Sciences - Santé Les robots sont capables, collectivement, d’organiser un ordre des tâches à accomplir. C’est en tout cas ce que démontre “ Autonomous task sequencing in a robot swarm”, une étude publiée ce mercredi 18 juillet dans la revue scientifique “ Science Robotics”. Ce projet de longue date a été réalisé conjointement par Mauro Birattiri et Lorenzo Garattoni, chercheurs au laboratoire IRIDIA de l’Université Libre de Bruxelles (ULB) et vient ajouter une nouvelle pierre aux recherches sur l’intelligence artificielle.

Le but de cette étude est de démontrer l’évolution de l’autonomie des robots mais aussi de mettre en perspective, dans un avenir proche, leur capacité à trouver des solutions et à accomplir des tâches utiles, sans intervention humaine.

Actuellement, les robots peuvent déjà communiquer entre eux pour réaliser des actions simples, comme par exemple déplacer un objet. Cependant, nos deux chercheurs ont voulu savoir s’ils étaient capables de remédier à des situations, sans qu’ils n’aient besoin d’ingénieurs pour les guider.

© Mauro Birrattari

Une dynamique de groupe

Pour mener à bien cette étude, les deux scientifiques se sont basés sur "la swarm robotic" (la robotique en essaim), une discipline qui s’inspire des comportements collectifs et organisés des insectes sociaux (comme les fourmis) pour créer des groupes de robots dotés d’intelligence artificielle.

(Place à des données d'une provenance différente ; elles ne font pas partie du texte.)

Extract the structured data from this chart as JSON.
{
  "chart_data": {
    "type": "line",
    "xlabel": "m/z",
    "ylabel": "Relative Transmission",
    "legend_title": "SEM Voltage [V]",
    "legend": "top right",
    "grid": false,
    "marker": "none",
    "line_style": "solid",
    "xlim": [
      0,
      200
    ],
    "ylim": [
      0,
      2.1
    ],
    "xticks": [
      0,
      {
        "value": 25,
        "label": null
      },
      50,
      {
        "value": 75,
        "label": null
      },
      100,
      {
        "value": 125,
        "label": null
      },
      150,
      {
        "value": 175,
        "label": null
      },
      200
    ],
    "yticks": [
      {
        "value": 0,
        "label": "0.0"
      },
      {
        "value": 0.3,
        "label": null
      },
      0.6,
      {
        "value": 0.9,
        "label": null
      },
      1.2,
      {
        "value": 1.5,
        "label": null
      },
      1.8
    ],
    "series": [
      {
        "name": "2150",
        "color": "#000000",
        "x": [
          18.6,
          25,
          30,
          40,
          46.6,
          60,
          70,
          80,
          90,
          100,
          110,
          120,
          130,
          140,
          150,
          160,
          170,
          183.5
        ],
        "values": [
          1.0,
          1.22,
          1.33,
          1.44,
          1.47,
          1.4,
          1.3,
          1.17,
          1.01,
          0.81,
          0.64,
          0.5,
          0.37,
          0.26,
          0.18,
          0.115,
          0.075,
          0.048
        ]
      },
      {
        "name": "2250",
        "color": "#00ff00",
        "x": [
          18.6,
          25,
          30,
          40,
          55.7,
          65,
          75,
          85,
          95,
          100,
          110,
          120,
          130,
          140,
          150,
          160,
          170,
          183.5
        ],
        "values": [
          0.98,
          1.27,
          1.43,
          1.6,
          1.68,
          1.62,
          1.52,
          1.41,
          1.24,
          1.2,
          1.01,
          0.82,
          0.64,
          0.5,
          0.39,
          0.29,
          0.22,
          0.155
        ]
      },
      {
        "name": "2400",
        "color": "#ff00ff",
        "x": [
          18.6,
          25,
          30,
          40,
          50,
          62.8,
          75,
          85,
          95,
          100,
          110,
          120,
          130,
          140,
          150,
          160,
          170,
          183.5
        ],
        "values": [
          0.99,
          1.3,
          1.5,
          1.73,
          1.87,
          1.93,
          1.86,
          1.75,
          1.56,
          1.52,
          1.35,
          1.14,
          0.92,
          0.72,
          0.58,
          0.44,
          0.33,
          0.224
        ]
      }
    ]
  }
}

Ils ont ainsi créé un “essaim” d’automates capables de réaliser une suite de trois actions mais cette fois sans connaître l’ordre d’exécution au préalable. Concrètement, les robots, placés dans un espace, devaient réaliser des tâches simples à trois endroits. Toutefois, ils ne savaient pas à l’avance dans quel endroit ils devaient se déplacer en premier. Afin de résoudre le problème, une partie de ces robots a progressivement formé une “chaîne” entre les trois points. Leurs “congénères” ont alors suivi les instructions de cette chaîne pour tester les combinaisons possibles. Et ce jusqu’à ce qu’ils trouvent ensemble la bonne séquence de tâches.

Pour Mauro Birattari, cette expérience démontre bien que des robot peuvent, collectivement, séquencer des actions dont l’ordre d’exécution est à priori inconnu. Ils manifestent ainsi une habileté cognitive complexe, ce qui constitue un progrès important dans l’étude de la robotique. Surtout, les scientifiques insistent spécifiquement sur le fait que cette capacité émerge grâce aux interactions entre individus du même groupe. “Quelque chose émerge au sein du groupe. Ensemble, ils arrivent à développer une capacité qu’un individu seul ne possède pas. Leur interaction développe ce qui ressemble à un début de réflexion. On pourrait presque parler d’une nouvelle forme d’intelligence, ce qui nous obligerait presque nous, humains, à revoir nos définitions de ce concept”, nous explique avec enthousiasme Mr Birattari, qui parle également d’un renouveau philosophique .


Des perspectives pour le monde de demain

Quel pourrait être alors l’impact sur une société humaine? Les chercheurs pointent en tout cas une évolution certaine du degré d’autonomie des robots. Une autonomie qui ne cessera de croître et qui peut ainsi laisser envisager des perspectives futures à long terme, notamment un rôle accrû des automates parmi les humains. Dans un futur lointain, des robots pourront peut-être mettre à profit leurs capacités de groupe et leur autonomie pour résoudre des situations dramatiques face auxquelles nous serions impuissants. Par exemple, limiter les dégâts matériels et surtout les pertes humaines lors d’incidents de masses, voire de catastrophes. L’idéal serait dans ce cas d’avoir une confiance suffisante dans ces robots pour les laisser interagir en groupe sur place et ainsi trouver des solutions par eux-mêmes.